SAN DIEGO, Calif. — Using marijuana is becoming more and more acceptable in the United States, both medically and recreationally. Despite more states making its use legal, there is still a stigma around pot, especially in the workplace. So does using marijuana really affect your job performance? A new study finds it all depends on when you use it and consuming marijuana after your shift has no impact on your next day at work.
Researchers from San Diego State and Auburn Universities surveyed 281 employees and their supervisors, looking at the times workers use cannabis products and if managers notice a drop in performance. Although the results show marijuana use before and during the workday decreases performance, supervisors don’t report a drop-off in workers who use it after.
“To our knowledge, this is the first study to research cannabis usage in relation to workplace behaviors in nearly 20 years,” Dr. Jeremy Bernerth of San Diego State says in a university statement.
Measuring marijuana’s effects
The study in Group & Organization Management examines three major areas of work performance. The observational report grades how well subjects handle their job requirements (task performance), their willingness to help colleagues (citizenship behavior), and counterproductive work behavior.
Bernerth and his team asked each employee how often they use pot within two hours of the workday over the last year. Supervisors are more likely to report declines in citizenship behavior and increases in counterproductive work behaviors among employees using right before and during work hours. The same negative effects are not present in workers using once their shifts end.

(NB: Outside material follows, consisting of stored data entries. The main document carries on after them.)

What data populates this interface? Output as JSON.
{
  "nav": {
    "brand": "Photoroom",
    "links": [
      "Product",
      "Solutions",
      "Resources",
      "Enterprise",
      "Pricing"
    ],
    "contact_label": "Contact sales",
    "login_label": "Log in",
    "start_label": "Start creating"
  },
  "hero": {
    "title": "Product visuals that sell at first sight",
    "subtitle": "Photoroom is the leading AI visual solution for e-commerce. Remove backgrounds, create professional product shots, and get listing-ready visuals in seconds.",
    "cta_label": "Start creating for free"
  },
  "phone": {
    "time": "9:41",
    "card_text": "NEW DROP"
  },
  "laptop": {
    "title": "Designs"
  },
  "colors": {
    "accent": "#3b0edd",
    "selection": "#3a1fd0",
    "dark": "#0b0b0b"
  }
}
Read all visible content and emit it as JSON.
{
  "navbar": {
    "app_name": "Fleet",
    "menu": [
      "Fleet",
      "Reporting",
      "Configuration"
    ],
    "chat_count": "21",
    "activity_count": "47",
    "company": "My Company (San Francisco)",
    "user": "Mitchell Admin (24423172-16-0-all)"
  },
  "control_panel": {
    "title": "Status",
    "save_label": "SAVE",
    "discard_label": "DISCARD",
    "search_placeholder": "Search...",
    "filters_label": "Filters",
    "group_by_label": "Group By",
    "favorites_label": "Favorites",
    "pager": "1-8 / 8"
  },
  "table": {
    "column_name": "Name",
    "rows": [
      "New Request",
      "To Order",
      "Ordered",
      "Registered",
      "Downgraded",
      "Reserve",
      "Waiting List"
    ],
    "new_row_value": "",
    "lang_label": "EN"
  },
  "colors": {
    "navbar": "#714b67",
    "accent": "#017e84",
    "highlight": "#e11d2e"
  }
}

“The findings are obviously consequential for scholars and organizations who believe that all cannabis use negatively impacts workplace behaviors,” Bernerth explains. “Our research suggests there is no evidence that after-work usage compromises work performance as assessed by one’s direct supervisor.”
Could using marijuana actually be helpful after work?
Although the study doesn’t find any direct evidence of this, researchers contend using cannabis after work may be beneficial. Bernerth suggests marijuana’s effects could play a role in relieving job-related stress.
“The relaxation induced by cannabis may help employees restore energy spent during the day and they may subsequently return with more stamina to devote to their job once they are back on the clock,” the management professor adds.
The study also makes the case for changes in workplace drug policies. Current illegal substance tests can only detect the presence of marijuana, but not when it is consumed. This limitation, Bernerth argues, makes it hard for companies to defend a blanket no-marijuana policy.